Lockdown and the size of British housing
The man has a point here:
Tom Wall highlights one of the great problems in our housing, lack of space, which is exacerbated by the Covid-19 pandemic (“Two adults, five children, one room: ‘It’s really scary but what can I do?’”, News). We have a confusion of “overcrowding” standards in housing law and even the latest minimum standards for licensing of houses in multiple occupation originated in the 1930s – is 10.22 square metres really adequate for two people to live and sleep in as their permanent home? We need an overhaul of these standards that must recognise the adverse health effects of lack of space and crowding, including the spread of infectious diseases, unintentional injuries and mental ill health.
Prof Gabriel Scally, quoted in the article, is right: the housing market has led to the modern equivalent of the Victorian slums that the new diseases will just love. At the same time, we build the smallest new homes in Europe, so we are storing up problems for the future.
Dr Stephen Battersby
Britain does build the smallest new housing in Europe. The bit that the Good Doctor gets wrong being “the housing market has led to…” the problem in fact being an absence of market, not existence. For planning laws only allow permission to be granted for projects of minimum density - it is this which leads to 30 to 35 dwellings per hectare. Given the cultural preference for a des res with a garden this and this alone explains the less than 80 m2 rabbit hutches now built as new housing.
Back before we had such a prescriptive planning system speculative builders used to throw up those 30s semis and detacheds that people now fight to be allowed to buy. One solution is therefore our oft suggested blowing up of the Town and Country Planning Act 1947 and successors.

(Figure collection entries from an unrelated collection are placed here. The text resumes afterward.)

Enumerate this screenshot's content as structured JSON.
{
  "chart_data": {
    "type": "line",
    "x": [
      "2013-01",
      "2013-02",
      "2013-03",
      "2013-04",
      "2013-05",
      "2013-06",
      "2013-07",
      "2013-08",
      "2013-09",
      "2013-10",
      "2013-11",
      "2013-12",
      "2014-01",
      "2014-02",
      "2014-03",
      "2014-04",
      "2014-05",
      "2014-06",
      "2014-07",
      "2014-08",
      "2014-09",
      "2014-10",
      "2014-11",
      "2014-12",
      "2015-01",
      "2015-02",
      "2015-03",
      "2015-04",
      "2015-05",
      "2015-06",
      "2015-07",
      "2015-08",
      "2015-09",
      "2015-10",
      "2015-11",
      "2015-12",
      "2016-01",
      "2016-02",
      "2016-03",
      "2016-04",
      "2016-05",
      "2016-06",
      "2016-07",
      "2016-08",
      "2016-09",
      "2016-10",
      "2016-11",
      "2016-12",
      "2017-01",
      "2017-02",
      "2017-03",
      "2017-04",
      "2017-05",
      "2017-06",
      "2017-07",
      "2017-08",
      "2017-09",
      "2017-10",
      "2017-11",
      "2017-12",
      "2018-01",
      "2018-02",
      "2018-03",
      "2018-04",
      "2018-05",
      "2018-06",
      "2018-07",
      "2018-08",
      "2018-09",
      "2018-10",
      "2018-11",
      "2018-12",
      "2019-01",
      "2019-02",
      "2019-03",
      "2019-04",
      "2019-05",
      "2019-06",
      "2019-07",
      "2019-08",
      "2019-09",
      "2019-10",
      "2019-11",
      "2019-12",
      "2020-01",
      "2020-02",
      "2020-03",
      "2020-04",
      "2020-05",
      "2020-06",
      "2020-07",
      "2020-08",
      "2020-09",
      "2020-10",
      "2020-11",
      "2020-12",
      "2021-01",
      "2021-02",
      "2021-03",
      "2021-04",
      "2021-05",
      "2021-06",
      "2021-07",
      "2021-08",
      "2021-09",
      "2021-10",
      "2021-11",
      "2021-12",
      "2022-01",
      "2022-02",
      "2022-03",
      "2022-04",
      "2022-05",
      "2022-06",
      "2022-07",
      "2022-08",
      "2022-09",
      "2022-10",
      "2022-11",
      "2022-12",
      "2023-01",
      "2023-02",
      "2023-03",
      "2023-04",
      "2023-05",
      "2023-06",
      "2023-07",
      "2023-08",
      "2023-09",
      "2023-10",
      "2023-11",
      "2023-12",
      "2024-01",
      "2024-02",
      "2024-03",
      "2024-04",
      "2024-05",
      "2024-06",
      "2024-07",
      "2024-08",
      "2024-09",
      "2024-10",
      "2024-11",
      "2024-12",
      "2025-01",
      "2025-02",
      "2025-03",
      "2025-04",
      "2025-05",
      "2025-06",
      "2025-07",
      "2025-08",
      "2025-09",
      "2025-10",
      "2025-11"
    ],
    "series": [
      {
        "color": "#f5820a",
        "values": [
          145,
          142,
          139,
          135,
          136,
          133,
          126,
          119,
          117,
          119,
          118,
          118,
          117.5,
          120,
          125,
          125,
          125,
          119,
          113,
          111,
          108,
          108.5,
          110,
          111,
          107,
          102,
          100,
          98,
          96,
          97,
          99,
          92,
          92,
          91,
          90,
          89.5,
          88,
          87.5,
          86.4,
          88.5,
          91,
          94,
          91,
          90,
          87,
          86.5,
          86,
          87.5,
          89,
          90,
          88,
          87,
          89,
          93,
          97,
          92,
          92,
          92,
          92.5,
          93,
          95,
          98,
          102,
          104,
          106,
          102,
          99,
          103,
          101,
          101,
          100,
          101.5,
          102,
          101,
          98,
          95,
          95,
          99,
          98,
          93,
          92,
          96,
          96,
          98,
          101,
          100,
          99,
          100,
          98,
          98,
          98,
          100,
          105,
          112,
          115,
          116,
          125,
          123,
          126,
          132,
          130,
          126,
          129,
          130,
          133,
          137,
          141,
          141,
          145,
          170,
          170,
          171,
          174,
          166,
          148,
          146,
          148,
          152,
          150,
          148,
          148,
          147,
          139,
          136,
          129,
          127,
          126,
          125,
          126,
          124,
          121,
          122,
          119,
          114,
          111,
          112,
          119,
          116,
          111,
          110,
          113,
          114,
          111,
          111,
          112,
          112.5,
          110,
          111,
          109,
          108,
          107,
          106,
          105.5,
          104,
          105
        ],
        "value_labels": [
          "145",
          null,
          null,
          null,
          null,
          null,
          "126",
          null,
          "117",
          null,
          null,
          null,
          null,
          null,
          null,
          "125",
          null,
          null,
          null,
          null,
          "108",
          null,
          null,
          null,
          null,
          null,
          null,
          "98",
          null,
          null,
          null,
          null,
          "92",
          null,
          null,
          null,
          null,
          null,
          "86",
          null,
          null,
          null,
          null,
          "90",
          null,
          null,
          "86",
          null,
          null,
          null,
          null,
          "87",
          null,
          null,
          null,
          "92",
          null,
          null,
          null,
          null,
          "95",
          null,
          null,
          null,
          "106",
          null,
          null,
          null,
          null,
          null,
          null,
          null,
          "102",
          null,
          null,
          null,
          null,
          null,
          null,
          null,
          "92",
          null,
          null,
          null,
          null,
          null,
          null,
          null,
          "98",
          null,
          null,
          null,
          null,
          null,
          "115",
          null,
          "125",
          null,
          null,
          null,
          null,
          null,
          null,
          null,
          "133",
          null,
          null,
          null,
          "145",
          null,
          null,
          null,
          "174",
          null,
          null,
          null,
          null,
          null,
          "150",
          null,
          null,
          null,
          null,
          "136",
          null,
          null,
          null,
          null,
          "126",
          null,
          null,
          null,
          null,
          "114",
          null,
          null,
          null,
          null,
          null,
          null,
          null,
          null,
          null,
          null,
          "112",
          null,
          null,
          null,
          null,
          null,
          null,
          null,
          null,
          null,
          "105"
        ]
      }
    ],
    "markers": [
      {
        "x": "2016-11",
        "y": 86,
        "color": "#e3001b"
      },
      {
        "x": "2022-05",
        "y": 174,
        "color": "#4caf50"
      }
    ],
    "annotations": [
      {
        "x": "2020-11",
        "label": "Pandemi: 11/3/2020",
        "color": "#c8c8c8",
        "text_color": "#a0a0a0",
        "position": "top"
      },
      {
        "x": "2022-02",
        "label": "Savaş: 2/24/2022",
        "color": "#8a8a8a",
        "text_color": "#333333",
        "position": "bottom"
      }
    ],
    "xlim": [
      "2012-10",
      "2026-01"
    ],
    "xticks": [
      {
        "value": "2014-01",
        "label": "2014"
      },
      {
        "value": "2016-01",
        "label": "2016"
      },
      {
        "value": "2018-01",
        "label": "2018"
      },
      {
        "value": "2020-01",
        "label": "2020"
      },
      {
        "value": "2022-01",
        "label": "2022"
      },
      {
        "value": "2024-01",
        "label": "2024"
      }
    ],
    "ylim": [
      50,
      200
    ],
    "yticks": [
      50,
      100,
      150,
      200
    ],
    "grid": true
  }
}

Another possibility is that we just insist upon those in the planning system - from the MPs who vote on it, the civil servants who administer, the local councillors who approve and the planning officers who examine - live, en famille, in the estates of shoe boxes they allow. As we are rather sure very few to none of them do now. At which point we can just leave it to public choice economics, that insistence that public servants are subject to the same economic incentives as the rest of us, to return us to a system of new dwellings being houses that people would like to live in being built in places that people would like to live.
That or the blowing up, either would work.